• PeepinGoodArgs@reddthat.com
    link
    fedilink
    arrow-up
    20
    ·
    1 year ago

    No one should be poor. No exceptions.

    My stint in poverty wasn’t even that bad. Sure, I had $40 for food and gas for two weeks while the soles literally fell out of my shoes and off my feet while working in a hot kitchen for several years. But I wasn’t a migrant, legal or otherwise. I had an okay upbringing, and didn’t have trauma cut my future before it even started. I was never homeless. And so on.

    Nonetheless, I felt taken advantage of over time. Eventually, the restaurant I worked at moved to a new location with me, gave me a rise to $10 per hr, which was huge to me, and then cut my hours in half. I had to get another job after helping these people through so much. I was one of the original employees at that location and was pushed out by management.

    So, there was one burning question in my mind: why was I pushed out? But the question transformed into “Why did I have to go through that at all?”

    One of the reasons I got an economics degree is to understand the most popular answers deeply. People are poor because they don’t work hard enough, they’re unskilled or low-skilled, government is taking your money, etc.

    All of it is bullshit.
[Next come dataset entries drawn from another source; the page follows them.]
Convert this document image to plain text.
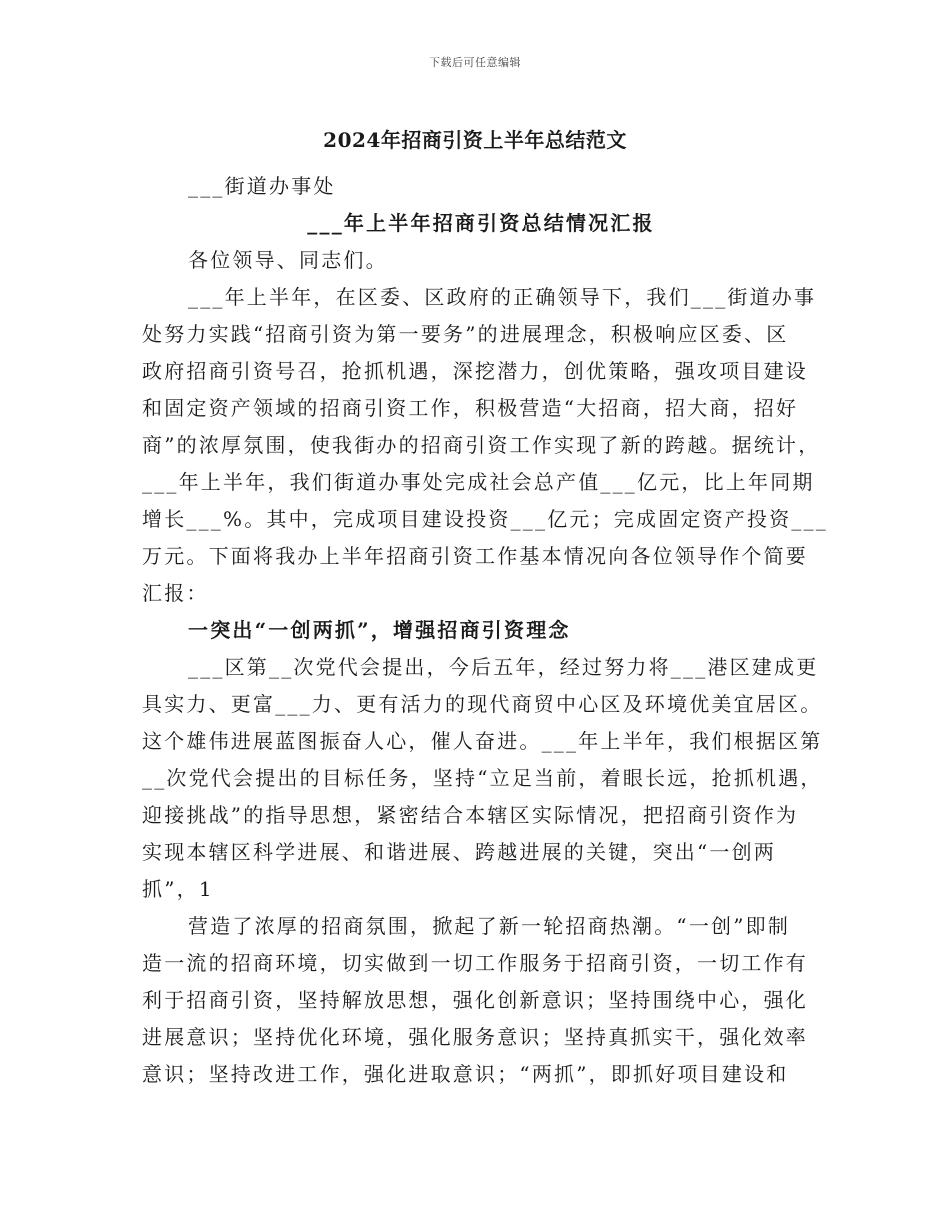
下载后可任意编辑
2024年招商引资上半年总结范文
___街道办事处
___年上半年招商引资总结情况汇报
各位领导、同志们。
___年上半年，在区委、区政府的正确领导下，我们___街道办事
处努力实践“招商引资为第一要务”的进展理念，积极响应区委、区
政府招商引资号召，抢抓机遇，深挖潜力，创优策略，强攻项目建设
和固定资产领域的招商引资工作，积极营造“大招商，招大商，招好
商”的浓厚氛围，使我街办的招商引资工作实现了新的跨越。据统计，
___年上半年，我们街道办事处完成社会总产值___亿元，比上年同期
增长___%。其中，完成项目建设投资___亿元；完成固定资产投资___
万元。下面将我办上半年招商引资工作基本情况向各位领导作个简要
汇报：
一突出“一创两抓”，增强招商引资理念
___区第__次党代会提出，今后五年，经过努力将___港区建成更
具实力、更富___力、更有活力的现代商贸中心区及环境优美宜居区。
这个雄伟进展蓝图振奋人心，催人奋进。___年上半年，我们根据区第
__次党代会提出的目标任务，坚持“立足当前，着眼长远，抢抓机遇，
迎接挑战”的指导思想，紧密结合本辖区实际情况，把招商引资作为
实现本辖区科学进展、和谐进展、跨越进展的关键，突出“一创两
抓”，1
营造了浓厚的招商氛围，掀起了新一轮招商热潮。“一创”即制
造一流的招商环境，切实做到一切工作服务于招商引资，一切工作有
利于招商引资，坚持解放思想，强化创新意识；坚持围绕中心，强化
进展意识；坚持优化环境，强化服务意识；坚持真抓实干，强化效率
意识；坚持改进工作，强化进取意识；“两抓”，即抓好项目建设和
All of it. Every last trash excuse that justifies poverty is a lie. Neoclassical economics is a theory of selfishness and misanthropy.

    Poverty is a policy choice. Poverty, by America, by Matthew Desmond, is an excellent book about this. We give tax breaks for people owning second homes, for example. What else could the money collected from owners of second homes do for social policy? Reagan cut corporate taxes. But, if those taxes were higher, how could the money be used to alleviate poverty?

    Essentially, I lived poverty, tried to understand why I endured it, and came up empty. There’s no reason other than selfishness why I endured it. And the same is true of everybody in poverty today around the entire world.